Creative visual campaigns can go a long way in helping to raise awareness of pressing social and environmental issues. WildAid’s “Protect the Pandas of Africa” campaign, which ran in China back in 2013, aimed to raise awareness among Chinese consumers about the link between purchasing goods such as ivory and illegal wildlife poaching. Meanwhile, Care for the Wild’s “No Photos, Please” campaign aimed to discourage tourists from getting their pictures taken with trafficked wild animals such as lorises. While the “Let’s Face It” visual petition campaign has made great headway in highlighting the perilous state of Maui’s dolphins.
Artists, graphic designers, and illustrators have often sought to address issues such as climate change, plastic pollution, and habitat degradation in their work … and now, the German environmental activists’ collective Robin Wood has created a series of stunning images called “Destroying Nature is Destroying Life.” These works point to the sad truth that in desecrating some of our planet’s most important habitats, and using up its resources at a much faster rate than they can be replaced, we humans are ultimately bringing about our own demise.
The pictures feature three different landscapes being torn asunder by human activity, each represented by the shape of an animal who comes from that particular habitat.
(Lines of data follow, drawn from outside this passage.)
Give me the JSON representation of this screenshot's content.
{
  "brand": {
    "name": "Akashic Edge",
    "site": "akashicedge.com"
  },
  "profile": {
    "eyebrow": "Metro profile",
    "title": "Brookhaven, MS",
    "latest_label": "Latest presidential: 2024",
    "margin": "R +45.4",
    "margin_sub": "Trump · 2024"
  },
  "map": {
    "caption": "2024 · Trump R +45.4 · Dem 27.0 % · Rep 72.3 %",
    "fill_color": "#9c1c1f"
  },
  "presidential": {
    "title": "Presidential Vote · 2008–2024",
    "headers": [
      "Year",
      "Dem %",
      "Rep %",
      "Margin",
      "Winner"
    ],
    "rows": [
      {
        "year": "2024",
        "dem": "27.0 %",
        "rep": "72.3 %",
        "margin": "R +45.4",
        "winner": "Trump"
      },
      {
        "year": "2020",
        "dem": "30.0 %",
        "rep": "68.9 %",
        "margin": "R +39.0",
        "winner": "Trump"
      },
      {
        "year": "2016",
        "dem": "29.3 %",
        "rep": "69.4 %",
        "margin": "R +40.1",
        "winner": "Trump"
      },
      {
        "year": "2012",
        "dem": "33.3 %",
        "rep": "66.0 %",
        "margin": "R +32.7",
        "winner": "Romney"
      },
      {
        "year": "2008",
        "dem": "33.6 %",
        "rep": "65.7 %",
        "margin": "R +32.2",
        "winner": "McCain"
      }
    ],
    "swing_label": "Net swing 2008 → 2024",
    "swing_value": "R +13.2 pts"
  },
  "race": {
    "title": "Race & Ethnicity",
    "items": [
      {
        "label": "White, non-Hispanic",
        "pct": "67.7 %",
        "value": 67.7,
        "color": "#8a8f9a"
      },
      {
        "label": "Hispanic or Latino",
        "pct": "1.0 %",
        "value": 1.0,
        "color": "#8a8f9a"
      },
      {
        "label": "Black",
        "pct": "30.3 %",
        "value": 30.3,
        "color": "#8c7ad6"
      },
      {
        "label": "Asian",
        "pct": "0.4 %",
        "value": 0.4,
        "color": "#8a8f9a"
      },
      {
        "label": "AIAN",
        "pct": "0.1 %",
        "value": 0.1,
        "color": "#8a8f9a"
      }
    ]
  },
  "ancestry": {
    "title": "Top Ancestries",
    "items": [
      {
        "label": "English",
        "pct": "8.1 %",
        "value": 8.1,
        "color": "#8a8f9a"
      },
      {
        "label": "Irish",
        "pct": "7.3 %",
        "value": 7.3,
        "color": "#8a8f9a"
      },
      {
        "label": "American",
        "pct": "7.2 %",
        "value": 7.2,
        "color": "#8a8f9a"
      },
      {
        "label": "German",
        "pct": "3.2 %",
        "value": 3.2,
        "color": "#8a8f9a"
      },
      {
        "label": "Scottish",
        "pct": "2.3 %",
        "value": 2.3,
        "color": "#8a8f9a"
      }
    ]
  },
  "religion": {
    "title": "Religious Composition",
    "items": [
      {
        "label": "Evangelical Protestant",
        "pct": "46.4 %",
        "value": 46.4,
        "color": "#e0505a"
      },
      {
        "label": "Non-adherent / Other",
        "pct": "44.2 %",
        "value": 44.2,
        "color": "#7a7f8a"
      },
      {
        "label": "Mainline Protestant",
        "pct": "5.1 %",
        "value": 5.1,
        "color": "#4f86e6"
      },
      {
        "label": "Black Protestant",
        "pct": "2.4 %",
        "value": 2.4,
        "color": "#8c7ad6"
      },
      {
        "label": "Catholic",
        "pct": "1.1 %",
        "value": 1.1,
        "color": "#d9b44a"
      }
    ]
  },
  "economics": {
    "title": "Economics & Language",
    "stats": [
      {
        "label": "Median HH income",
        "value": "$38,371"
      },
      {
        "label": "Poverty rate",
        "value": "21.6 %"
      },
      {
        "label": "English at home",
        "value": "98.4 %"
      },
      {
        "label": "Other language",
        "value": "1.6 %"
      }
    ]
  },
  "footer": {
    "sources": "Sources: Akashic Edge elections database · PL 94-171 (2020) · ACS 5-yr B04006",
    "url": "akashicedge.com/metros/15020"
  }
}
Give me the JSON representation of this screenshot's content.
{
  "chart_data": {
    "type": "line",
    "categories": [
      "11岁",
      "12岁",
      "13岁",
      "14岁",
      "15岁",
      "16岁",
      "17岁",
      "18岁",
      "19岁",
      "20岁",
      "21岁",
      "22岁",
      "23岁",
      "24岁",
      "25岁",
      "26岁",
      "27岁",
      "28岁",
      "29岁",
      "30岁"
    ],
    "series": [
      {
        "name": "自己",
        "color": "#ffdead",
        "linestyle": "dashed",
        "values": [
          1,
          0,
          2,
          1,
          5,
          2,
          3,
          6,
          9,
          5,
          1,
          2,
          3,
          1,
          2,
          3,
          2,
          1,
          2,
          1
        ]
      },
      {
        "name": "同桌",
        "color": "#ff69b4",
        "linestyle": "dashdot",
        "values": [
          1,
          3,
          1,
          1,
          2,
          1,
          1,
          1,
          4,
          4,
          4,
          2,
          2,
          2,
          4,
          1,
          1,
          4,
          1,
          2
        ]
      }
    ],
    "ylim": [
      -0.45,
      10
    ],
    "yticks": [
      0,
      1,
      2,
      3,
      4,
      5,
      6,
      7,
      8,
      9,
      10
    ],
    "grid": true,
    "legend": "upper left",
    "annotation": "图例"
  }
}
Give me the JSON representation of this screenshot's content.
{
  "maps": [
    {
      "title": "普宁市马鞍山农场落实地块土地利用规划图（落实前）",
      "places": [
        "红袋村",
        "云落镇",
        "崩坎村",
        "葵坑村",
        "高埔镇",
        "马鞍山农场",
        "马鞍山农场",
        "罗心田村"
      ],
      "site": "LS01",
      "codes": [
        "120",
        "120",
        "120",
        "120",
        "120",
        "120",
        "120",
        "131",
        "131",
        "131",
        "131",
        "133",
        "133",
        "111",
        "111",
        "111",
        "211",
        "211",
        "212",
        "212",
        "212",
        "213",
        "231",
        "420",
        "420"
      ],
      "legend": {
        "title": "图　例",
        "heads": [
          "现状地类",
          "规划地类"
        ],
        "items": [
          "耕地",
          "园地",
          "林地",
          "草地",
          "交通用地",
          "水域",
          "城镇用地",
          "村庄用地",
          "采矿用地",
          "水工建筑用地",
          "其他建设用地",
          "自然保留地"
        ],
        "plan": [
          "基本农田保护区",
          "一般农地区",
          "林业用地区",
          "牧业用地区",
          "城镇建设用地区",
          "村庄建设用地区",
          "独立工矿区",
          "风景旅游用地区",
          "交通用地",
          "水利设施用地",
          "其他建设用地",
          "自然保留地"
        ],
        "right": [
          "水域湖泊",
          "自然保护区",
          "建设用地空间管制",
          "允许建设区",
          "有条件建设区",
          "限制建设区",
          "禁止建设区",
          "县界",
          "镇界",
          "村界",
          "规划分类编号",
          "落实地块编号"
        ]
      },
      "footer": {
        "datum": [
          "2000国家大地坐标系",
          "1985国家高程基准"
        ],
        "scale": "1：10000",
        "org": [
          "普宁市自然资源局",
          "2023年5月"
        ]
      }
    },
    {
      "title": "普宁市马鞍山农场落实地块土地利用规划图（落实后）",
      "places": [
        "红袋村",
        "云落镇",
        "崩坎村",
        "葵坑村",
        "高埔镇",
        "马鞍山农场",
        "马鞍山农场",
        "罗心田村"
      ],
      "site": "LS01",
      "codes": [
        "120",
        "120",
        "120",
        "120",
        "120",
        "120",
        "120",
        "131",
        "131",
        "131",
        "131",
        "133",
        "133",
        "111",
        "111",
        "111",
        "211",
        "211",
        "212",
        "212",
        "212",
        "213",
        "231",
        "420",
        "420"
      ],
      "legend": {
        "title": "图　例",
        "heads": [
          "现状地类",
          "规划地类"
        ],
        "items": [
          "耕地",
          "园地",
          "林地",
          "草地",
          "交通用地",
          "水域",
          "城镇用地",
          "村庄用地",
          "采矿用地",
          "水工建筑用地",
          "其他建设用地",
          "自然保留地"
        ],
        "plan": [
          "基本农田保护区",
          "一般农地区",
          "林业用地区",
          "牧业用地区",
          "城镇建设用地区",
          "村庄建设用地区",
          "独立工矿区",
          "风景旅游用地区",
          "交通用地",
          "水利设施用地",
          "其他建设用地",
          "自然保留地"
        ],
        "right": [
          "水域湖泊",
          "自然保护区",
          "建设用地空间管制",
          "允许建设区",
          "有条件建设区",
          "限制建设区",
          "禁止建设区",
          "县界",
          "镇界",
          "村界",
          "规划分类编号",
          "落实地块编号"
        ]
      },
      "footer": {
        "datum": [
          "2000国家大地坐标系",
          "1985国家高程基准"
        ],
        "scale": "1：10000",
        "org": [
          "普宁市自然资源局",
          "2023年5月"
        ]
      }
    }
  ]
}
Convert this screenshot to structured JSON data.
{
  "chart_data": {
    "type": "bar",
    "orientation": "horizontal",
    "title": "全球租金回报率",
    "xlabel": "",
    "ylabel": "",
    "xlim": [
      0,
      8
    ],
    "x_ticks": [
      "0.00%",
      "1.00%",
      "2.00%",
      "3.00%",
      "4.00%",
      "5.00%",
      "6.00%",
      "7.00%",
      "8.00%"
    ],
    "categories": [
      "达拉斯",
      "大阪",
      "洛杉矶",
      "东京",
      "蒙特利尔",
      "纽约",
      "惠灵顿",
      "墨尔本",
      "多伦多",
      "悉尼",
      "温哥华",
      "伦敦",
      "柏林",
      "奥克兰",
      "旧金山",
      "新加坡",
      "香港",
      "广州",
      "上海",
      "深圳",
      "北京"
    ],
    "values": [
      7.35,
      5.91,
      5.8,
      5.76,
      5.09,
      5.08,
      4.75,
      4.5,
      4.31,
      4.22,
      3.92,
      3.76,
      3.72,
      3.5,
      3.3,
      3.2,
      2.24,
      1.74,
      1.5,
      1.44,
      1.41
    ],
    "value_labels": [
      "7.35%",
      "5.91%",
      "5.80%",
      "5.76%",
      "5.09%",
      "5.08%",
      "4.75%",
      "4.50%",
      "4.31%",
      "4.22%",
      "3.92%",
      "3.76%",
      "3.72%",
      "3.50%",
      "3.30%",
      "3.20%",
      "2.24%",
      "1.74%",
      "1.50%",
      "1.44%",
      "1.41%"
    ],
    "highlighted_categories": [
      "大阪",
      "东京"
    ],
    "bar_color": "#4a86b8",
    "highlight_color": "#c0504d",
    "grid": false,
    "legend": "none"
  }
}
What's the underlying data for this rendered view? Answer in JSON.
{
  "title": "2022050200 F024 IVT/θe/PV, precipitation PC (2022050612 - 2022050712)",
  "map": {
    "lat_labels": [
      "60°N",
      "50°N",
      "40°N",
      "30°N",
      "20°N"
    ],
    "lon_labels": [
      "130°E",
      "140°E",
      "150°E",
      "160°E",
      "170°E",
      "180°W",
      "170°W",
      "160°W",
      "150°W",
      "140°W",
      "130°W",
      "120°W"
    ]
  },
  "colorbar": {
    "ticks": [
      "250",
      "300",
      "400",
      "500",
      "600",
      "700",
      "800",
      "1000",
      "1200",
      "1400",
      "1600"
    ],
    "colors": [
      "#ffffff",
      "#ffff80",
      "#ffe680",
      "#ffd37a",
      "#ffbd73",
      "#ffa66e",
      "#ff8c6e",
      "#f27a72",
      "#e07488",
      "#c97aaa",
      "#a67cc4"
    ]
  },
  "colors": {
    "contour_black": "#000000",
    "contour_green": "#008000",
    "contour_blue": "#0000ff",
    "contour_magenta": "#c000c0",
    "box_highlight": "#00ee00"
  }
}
In this close-up of the above image, it is revealed – in excruciating detail – how the world’s tropical rainforests are being laid to waste.
It is as though the animals portrayed in the picture are trying to escape their terrible fate … but they cannot, because their homes are a vital part of their existence. The world has lost 52 percent of its wildlife in the past four decades, primarily driven by habitat loss.
This habitat loss has largely occurred because of human industrial activities, such as animal agriculture and palm oil production. Beef production, for example, is destroying the Amazon rainforest…
…and is even having a detrimental effect on the icy landscape of the Arctic, as greenhouse gas emissions caused by deforestation are driving the world’s temperature upwards and causing ancient glaciers to melt.
The heartbreaking truth is that climate change has now reached a “point of no return” – we humans have even managed to cancel the next ice age, which had been scheduled to take place in 50,000 years’ time!
These breathtaking images remind us that while the outlook for this planet may look bleak, we still have the power to ensure that some of the worst effects of climate change and wildlife loss may be avoided.
There are many ways that you can help make a difference for our planet today. By cutting out meat and dairy, one person can help save over 200,000 tons of freshwater resources every single year! The animal agriculture industry is responsible for at least 14 percent of global greenhouse gas emissions – though some organizations, such as The Worldwatch Institute, have discovered that the true figure could be as much as 51 percent. It also occupies 45 percent of the world’s total land area and has driven many wild animal species out of their natural homes and toward the brink of extinction.
The destructive palm oil industry, too, is placing species such as orangutans, pygmy elephants, and Sumatran tigers, at risk of extinction. It is also placing the health of Indonesian people in grave danger, and releasing huge amounts of greenhouse gases into the atmosphere. Avoiding palm oil is one way to ensure that the demand goes down and the terrible forest fires of Indonesia – often started by palm oil companies as a quick way of clearing land – can stop.
Leaving seafood off your plate is also a powerful method of helping to conserve the vital oceanic ecosystems on which we all depend (the oceans provide us with an incredible 70 percent of the oxygen we breathe!). If current rates of fishing continue, scientists have estimated that the oceans will be devoid of all life by the year 2050 … or at least, that they will contain more plastic than fish by this date! Cutting down on your usage of plastic is another highly significant way to protect our Earth and its inhabitants. We currently throw around 8.8 million tons of plastic into the oceans every year. An estimated 700 marine speciesare at risk of extinction through ingesting or becoming entangled in plastic trash – even the most gigantic, majestic animals like sperm whales have met their deaths at the hands of our waste.